A lightweight trainer for Relational Graph Attention Networks (RelGAT) that learns relation-aware node representations from a knowledge graph. It consumes precomputed node embeddings and relation triplets, and supports multi-head attention, negative sampling, LR scheduling, checkpointing, and optional Weights & Biases logging.
- Requirements: Python 3.9+, pip, and a PyTorch-compatible environment (CPU or CUDA).
 - Binary note: torch and torch-scatter must match your PyTorch/CUDA stack.
 
Prerequisite:
radlab-ml-utilsThis project uses the radlab-ml-utils library for machine learning utilities (e.g., experiment/result logging with Weights & Biases/wandb). Install it before working with ML-related parts:
pip install git+https://github.com/radlab-dev-group/ml-utils.gitFor more options and details, see the library README: https://github.com/radlab-dev-group/ml-utils
Install from local source:
pip install .Editable/development install:
pip install -e .Install directly from a Git repository (replace URL accordingly):
pip install "git+[https://github.com/radlab-dev-group/relgat-projector.git#egg=relgat-projector](https://github.com/radlab-dev-group/relgat-projector.git#egg=relgat-projector)"After installation, a console entry point is available:
relgat-projector-train --helpIf you run into issues with torch-scatter (especially on GPU), install the wheel matching your PyTorch/CUDA versions as per the project’s documentation.
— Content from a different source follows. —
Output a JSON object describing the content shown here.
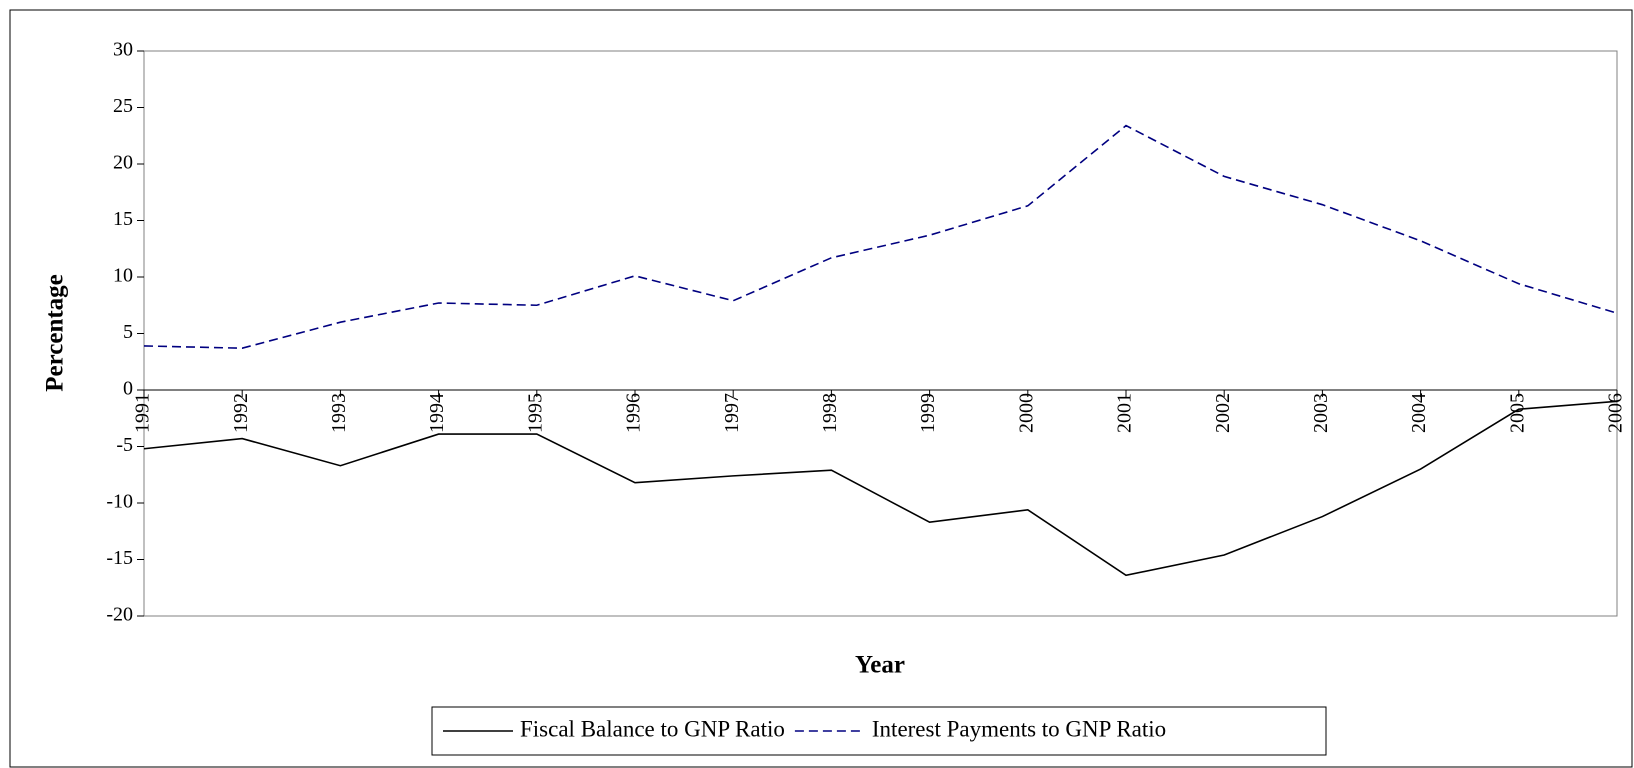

- Relational multi-head GAT layers
 - Flexible scorers (distmult, transe)
 - Warmup/decay LR schedulers
 - Periodic evaluation and checkpointing
 - CPU/CUDA device selection
 
This trainer expects:
- nodes embeddings file (lexical units)
 - relations mapping (relation name → id)
 - relation triplets (from_idx, to_idx, relation_name)
 
You can export a compatible dataset using the plwordnet-milvus CLI (see its repository for details — https://github.com/radlab-dev-group/plwordnet). Example:
plwordnet-milvus
    --milvus-config=resources/milvus-config.json
    --embedder-config=resources/embedder-config.json
    --nx-graph-dir=/path/to/nx/graphs
    --relgat-mapping-directory=resources/aligned-dataset-identifiers/
    --export-relgat-dataset
    --relgat-dataset-directory=resources/aligned-dataset-identifiers/dataset
    --log-level="DEBUG"Train a model with your prepared files:
relgat-projector-train
    --nodes-embeddings-path /path/to/nodes_embeddings.pt
    --relations-mapping /path/to/relations_mapping.json
    --relations-triplets /path/to/relations_triplets.tsv
    --gat-out-dim 200
    --gat-num-layers 2
    --heads 4
    --scorer distmult
    --epochs 10
    --batch-size 1024
    --lr 2e-4
    --lr-scheduler cosine
    --device cuda:0
    --save-dir outputs/relgat_run
    --save-every-n-steps 5000
    --max-checkpoints 5Common flags:
- --train-ratio: train/eval split ratio
 - --num-neg: negative samples per positive
 - --dropout: GAT dropout
 - --warmup-steps: warmup steps (auto if omitted)
 - --weight-decay, --grad-clip-norm: regularization
 - --eval-every-n-steps: step-based evaluation (or per-epoch by default)
 - --run-name: optional W&B run name
 
- Checkpoints in save-dir/checkpoint- (if enabled)
 - Final model in save-dir
 
- Python 3.9+
 - PyTorch
 - torch-scatter
 
Install torch-scatter matching your PyTorch/CUDA version as per its documentation.